The obligation set tracks the allowed | conditional | forbidden categories (the same vocabulary as license policies):

CategoryTypical obligations
Allowed (permissive)Attribution + license-text inclusion. Apache-2.0 adds NOTICE-file propagation, a modification notice, and a patent grant. Public-domain dedications (0BSD, CC0-1.0, Unlicense, WTFPL) carry no obligations.
Conditional (weak copyleft)Attribution + library-scoped source disclosure + modification notices; LGPL adds a relink/replace right for the library; MPL/EPL/CDDL add an express patent grant.
Forbidden (strong copyleft / source-available)Whole-program source disclosure + same-license copyleft + modification notices; AGPL/SSPL extend the duty to network/service use; BUSL is source-available with a use restriction until its Change Date.

Examples

LicenseAttributionLicense textPatent grantSource disclosureSame license
MITyesyesnononeno
Apache-2.0yesyesyesnoneno
BSD-3-Clauseyesyesnononeno
LGPL-2.1yesyesnolibraryno
GPL-3.0yesyesyeslibraryyes
AGPL-3.0yesyesyesnetworkyes
SSPL-1.0yesyesnonetworkyes

Unknown and compound licenses

  • An unknown / custom SPDX id (for example an ORT LicenseRef-*) produces no obligations — it is skipped rather than guessed.
  • A compound expression (MIT OR GPL-3.0-only, Apache-2.0 WITH LLVM-exception) resolves to the union of the obligations of every recognised operand.
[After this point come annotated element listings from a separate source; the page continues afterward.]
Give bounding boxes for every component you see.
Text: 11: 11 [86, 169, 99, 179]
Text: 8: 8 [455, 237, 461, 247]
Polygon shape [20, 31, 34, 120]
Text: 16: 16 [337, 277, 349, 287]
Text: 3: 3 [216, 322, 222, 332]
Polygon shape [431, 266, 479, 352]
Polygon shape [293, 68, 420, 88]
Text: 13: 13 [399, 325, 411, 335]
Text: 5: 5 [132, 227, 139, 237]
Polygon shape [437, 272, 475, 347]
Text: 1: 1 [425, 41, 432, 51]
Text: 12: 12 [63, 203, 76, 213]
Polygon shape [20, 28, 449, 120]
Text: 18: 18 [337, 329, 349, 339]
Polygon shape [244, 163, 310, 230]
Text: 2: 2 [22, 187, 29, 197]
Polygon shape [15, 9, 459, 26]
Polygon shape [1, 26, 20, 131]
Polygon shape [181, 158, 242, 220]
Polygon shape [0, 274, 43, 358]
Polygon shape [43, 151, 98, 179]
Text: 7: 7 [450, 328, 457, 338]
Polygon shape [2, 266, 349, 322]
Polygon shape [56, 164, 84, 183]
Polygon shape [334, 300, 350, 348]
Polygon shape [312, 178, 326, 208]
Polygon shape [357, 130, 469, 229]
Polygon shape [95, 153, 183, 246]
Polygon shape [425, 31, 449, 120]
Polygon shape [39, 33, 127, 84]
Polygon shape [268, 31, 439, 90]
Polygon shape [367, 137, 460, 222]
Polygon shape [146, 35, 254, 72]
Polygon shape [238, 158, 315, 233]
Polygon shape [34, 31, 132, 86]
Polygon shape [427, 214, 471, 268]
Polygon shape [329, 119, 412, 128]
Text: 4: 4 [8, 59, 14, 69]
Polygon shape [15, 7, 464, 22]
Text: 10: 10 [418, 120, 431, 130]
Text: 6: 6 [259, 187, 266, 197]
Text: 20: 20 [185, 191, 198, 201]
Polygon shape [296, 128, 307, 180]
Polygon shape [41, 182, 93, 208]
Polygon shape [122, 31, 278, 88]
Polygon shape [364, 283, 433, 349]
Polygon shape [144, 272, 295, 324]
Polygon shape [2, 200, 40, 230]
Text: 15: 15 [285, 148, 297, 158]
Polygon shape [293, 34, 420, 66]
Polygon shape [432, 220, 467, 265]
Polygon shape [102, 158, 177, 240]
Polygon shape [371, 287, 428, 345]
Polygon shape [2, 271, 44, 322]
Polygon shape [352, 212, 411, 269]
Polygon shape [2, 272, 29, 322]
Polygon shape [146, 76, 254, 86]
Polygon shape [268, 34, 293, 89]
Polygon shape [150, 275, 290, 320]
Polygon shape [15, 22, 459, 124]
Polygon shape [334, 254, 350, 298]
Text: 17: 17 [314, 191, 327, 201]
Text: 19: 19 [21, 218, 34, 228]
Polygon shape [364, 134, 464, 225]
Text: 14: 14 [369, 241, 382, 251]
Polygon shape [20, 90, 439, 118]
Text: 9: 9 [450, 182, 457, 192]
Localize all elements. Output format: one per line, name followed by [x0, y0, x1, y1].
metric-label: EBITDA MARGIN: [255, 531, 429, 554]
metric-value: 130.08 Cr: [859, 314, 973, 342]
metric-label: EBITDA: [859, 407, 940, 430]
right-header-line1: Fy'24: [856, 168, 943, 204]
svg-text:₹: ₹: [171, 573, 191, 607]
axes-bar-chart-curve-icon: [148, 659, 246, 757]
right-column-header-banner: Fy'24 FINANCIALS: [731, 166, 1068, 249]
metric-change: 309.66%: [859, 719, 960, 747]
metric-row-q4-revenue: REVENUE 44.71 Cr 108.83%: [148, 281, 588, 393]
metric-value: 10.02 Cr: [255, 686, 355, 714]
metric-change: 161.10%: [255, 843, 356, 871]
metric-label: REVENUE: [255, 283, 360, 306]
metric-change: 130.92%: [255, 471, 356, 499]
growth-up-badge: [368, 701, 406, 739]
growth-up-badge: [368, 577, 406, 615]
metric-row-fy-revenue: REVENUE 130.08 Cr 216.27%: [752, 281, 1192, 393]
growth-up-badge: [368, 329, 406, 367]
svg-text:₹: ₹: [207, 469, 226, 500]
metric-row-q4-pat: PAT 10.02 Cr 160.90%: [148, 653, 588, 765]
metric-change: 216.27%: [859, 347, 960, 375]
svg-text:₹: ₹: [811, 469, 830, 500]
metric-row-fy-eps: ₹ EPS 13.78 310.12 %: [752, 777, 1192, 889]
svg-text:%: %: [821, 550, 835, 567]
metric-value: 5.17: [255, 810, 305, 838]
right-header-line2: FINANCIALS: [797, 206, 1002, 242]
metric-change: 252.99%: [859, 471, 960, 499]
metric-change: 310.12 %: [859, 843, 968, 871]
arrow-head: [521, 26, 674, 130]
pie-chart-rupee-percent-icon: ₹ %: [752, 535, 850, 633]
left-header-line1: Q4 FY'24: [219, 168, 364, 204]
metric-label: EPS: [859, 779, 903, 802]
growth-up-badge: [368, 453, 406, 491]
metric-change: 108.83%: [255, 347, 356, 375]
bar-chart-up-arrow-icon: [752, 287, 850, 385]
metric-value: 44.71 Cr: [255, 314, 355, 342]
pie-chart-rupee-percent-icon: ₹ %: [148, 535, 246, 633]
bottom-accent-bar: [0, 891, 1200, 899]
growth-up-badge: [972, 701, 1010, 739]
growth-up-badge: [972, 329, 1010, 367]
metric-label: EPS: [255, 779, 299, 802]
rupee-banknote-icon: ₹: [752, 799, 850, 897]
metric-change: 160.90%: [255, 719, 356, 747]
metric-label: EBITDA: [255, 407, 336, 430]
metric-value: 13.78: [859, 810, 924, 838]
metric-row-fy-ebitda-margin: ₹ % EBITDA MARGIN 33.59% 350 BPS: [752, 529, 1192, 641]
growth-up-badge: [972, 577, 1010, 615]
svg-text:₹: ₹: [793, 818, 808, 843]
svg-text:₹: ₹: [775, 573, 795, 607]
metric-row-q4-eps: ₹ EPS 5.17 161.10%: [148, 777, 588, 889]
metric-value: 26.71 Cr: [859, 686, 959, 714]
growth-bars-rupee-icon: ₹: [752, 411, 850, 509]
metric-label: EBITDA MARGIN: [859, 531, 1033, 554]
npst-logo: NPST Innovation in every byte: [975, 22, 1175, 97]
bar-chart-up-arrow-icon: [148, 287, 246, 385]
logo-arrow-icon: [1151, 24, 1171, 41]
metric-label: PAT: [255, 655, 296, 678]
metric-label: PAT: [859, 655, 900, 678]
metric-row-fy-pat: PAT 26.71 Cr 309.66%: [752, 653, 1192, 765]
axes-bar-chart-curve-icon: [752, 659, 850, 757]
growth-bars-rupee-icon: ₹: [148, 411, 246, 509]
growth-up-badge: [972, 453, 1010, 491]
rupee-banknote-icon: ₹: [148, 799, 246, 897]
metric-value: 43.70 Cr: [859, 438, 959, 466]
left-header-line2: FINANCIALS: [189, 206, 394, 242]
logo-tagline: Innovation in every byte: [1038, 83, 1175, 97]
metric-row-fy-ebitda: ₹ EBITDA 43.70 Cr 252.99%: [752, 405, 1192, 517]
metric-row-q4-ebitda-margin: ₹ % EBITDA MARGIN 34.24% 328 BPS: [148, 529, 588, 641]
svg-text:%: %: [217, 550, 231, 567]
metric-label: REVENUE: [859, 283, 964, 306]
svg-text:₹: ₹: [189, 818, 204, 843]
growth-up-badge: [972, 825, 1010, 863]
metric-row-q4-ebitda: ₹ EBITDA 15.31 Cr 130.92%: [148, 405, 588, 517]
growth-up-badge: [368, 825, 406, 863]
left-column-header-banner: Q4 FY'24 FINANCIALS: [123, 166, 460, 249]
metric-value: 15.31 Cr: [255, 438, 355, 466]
This is the safe compliance default: you must satisfy whatever any constituent license demands. Unrecognised operands are ignored.

Where it surfaces

  • Obligations tab — one row per (license, obligation kind) observed in the project's latest scan, with a per-kind distribution chart.
  • NOTICE file — each credited license renders its obligations (attribution, source disclosure, patent, …) instead of an empty placeholder, in text, Markdown, or HTML.